Se por um lado Vashtar começa a trabalhar nesse longo empreendimento, por outro surge a princesa cipriota Nellifer (Joan Collins), trazida para o Egipto como refém de guerra, mas que, graças à sua astúcia e rebeldia, fascina o faraó, que se convence da dedicação daquela mulher, tornando-a a sua segunda esposa. Mas Nellifer tem uma única paixão, o tesouro do marido. Com o conluio do capitão da guarda, Treneh (Sydney Chaplin), Nellifer vai maquinar para conseguir a morte da rainha Nailla (Kerima), e depois do próprio faraó. Só que lhe resta ainda vencer a astúcia do Sumo-sacerdote e melhor amigo de Khufu, Hamar (Alexis Minotis), o qual vai presidir às cerimónias fúnebres que incluem o encerramento do faraó e seu tesouro dentro da pirâmide, juntamente com os seus criados pessoais e… a rainha Nellifer.

Prometendo acção e dramas épicos, a Warner acabou por dar ao seu público um filme onde o drama se passa nos bastidores do palácio, entre as congeminações pérfidas de uma escrava tornada princesa, que acaba por dominar o seu marido-faraó, com passagens subtis de fetichismo (onde não faltam estaladas e chicotadas, aqui recebidas quase com deleite). A intriga é, por isso, simples e unidireccional, centrada no tesouro de um faraó que nos quer dar a ideia da história do Egipto como se fosse um jogo de aumentos de riqueza. A esse nível, “A Terra dos Faraós” não é apenas mais um filme de Hollywood que pouco se preocupa com rigor histórico, é acima de tudo uma anedota. Esta repete-se na forma como são retratadas as figuras reais, as cerimónias, a religião, os cânticos, etc.

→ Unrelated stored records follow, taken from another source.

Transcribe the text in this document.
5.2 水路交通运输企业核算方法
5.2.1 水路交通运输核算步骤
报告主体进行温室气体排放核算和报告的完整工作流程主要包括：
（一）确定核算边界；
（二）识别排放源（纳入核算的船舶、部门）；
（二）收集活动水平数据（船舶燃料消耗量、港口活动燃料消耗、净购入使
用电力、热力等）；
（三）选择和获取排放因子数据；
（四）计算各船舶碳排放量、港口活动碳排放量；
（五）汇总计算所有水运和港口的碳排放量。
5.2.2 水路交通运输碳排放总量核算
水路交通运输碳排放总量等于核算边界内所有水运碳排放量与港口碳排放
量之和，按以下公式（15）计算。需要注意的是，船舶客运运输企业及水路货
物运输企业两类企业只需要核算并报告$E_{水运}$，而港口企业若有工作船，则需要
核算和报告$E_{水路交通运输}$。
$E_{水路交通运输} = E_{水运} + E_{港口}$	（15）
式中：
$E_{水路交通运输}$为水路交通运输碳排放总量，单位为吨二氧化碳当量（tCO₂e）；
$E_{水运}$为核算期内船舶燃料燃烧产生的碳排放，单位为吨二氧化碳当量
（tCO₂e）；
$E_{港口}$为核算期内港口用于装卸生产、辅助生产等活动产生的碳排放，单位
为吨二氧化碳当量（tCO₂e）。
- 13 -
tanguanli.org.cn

Com uma intriga paralela em que um povo é trazido para o Egipto para construir a pirâmide (talvez uma piscadela de olhos à escravidão bíblica do povo hebreu), apesar de um enredo insipiente, este desvio dá-nos os pontos mais altos do filme. Estes relacionam-se com os métodos de construção da grande pirâmide, bem como com o seu dramático encerramento, em que nos parece estarmos a assistir a um verdadeiro momento histórico, ligado àquela maravilha do mundo.

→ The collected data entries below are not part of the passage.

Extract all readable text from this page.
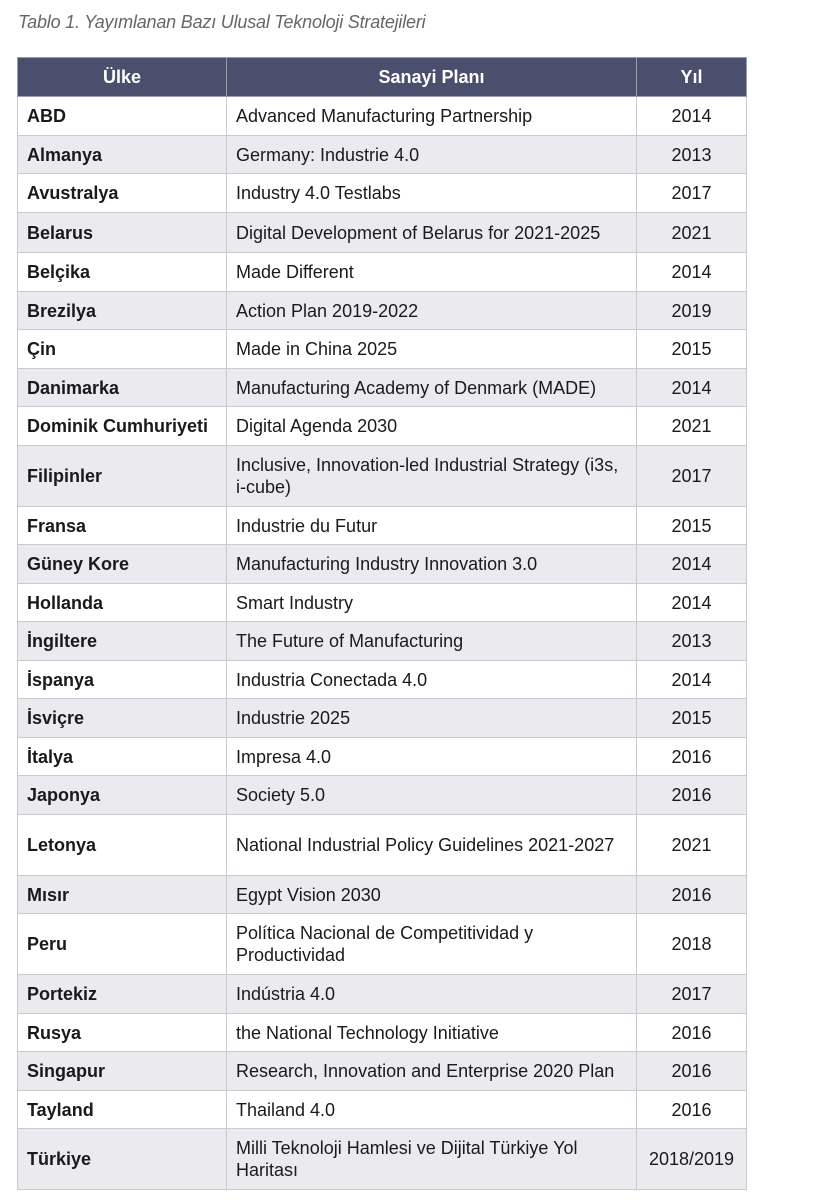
Tablo 1. Yayımlanan Bazı Ulusal Teknoloji Stratejileri
Ülke	Sanayi Planı	Yıl
ABD	Advanced Manufacturing Partnership	2014
Almanya	Germany: Industrie 4.0	2013
Avustralya	Industry 4.0 Testlabs	2017
Belarus	Digital Development of Belarus for 2021-2025	2021
Belçika	Made Different	2014
Brezilya	Action Plan 2019-2022	2019
Çin	Made in China 2025	2015
Danimarka	Manufacturing Academy of Denmark (MADE)	2014
Dominik Cumhuriyeti	Digital Agenda 2030	2021
Filipinler	Inclusive, Innovation-led Industrial Strategy (i3s, i-cube)	2017
Fransa	Industrie du Futur	2015
Güney Kore	Manufacturing Industry Innovation 3.0	2014
Hollanda	Smart Industry	2014
İngiltere	The Future of Manufacturing	2013
İspanya	Industria Conectada 4.0	2014
İsviçre	Industrie 2025	2015
İtalya	Impresa 4.0	2016
Japonya	Society 5.0	2016
Letonya	National Industrial Policy Guidelines 2021-2027	2021
Mısır	Egypt Vision 2030	2016
Peru	Política Nacional de Competitividad y Productividad	2018
Portekiz	Indústria 4.0	2017
Rusya	the National Technology Initiative	2016
Singapur	Research, Innovation and Enterprise 2020 Plan	2016
Tayland	Thailand 4.0	2016
Türkiye	Milli Teknoloji Hamlesi ve Dijital Türkiye Yol Haritası	2018/2019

Embora filmando com a sua habitual classe, e conseguindo uma interpretação interessante de Joan Collins, Howard Hawks, servido de mau material, tinha nas suas mãos o maior fracasso da sua carreira. O realizador faria mesmo um interregno de quatro anos, devido ao desalento causado por “A Terra dos Faraós”. Talvez o tempo dos épicos históricos estivesse a chegar ao fim, mas as suas obras maiores estavam ainda por nascer.

Jack Hawkins e Joan Collins

Produção:

Título original: Land of the Pharaos; Produção: Continental Company; País: EUA; Ano: 1955; Duração: 108 minutos; Distribuição: Warner Bros.; Estreia: 24 de Junho de 1955 (EUA), 14 de Dezembro de 1955 (Portugal).

Equipa técnica:

Realização: Howard Hawks; Produção: Howard Hawks; Produtores Associados: Arthur Siteman, Chuck Hansen [não creditado]; Argumento: William Faulkner, Harry Kurnitz, Harold Jack Bloom; Música: Dimitri Tiomkin; Fotografia: Lee Garmes, Russell Harlan [filmado em CinemaScope, cor por WarnerColor]; Montagem: Rudi Fehr; Direcção Artística: Alexandre Trauner; Figurinos: Mayo, Lucilla Mussini [não creditada]; Caracterização: Emile LaVigne; Efeitos Especiais: Donald Steward; Director de Produção: Chuck Hansen.

Elenco:

Jack Hawkins (Faraó Khufu), Joan Collins (Princesa Nellifer), Dewey Martin (Senta, Filho de Vashtar), Alexis Minotis (Hamar, O Sumo-sacerdote), James Robertson Justice (Vashtar, Mestre Arquitecto), Luisella Boni [como Luisa Boni] (Kyra), Sydney Chaplin (Treneh, Capitão da Guarda), James Hayter (Mikka, Criado de Vashtar), Kerima (Rainha Nailla), Piero Giagnoni (Xenon).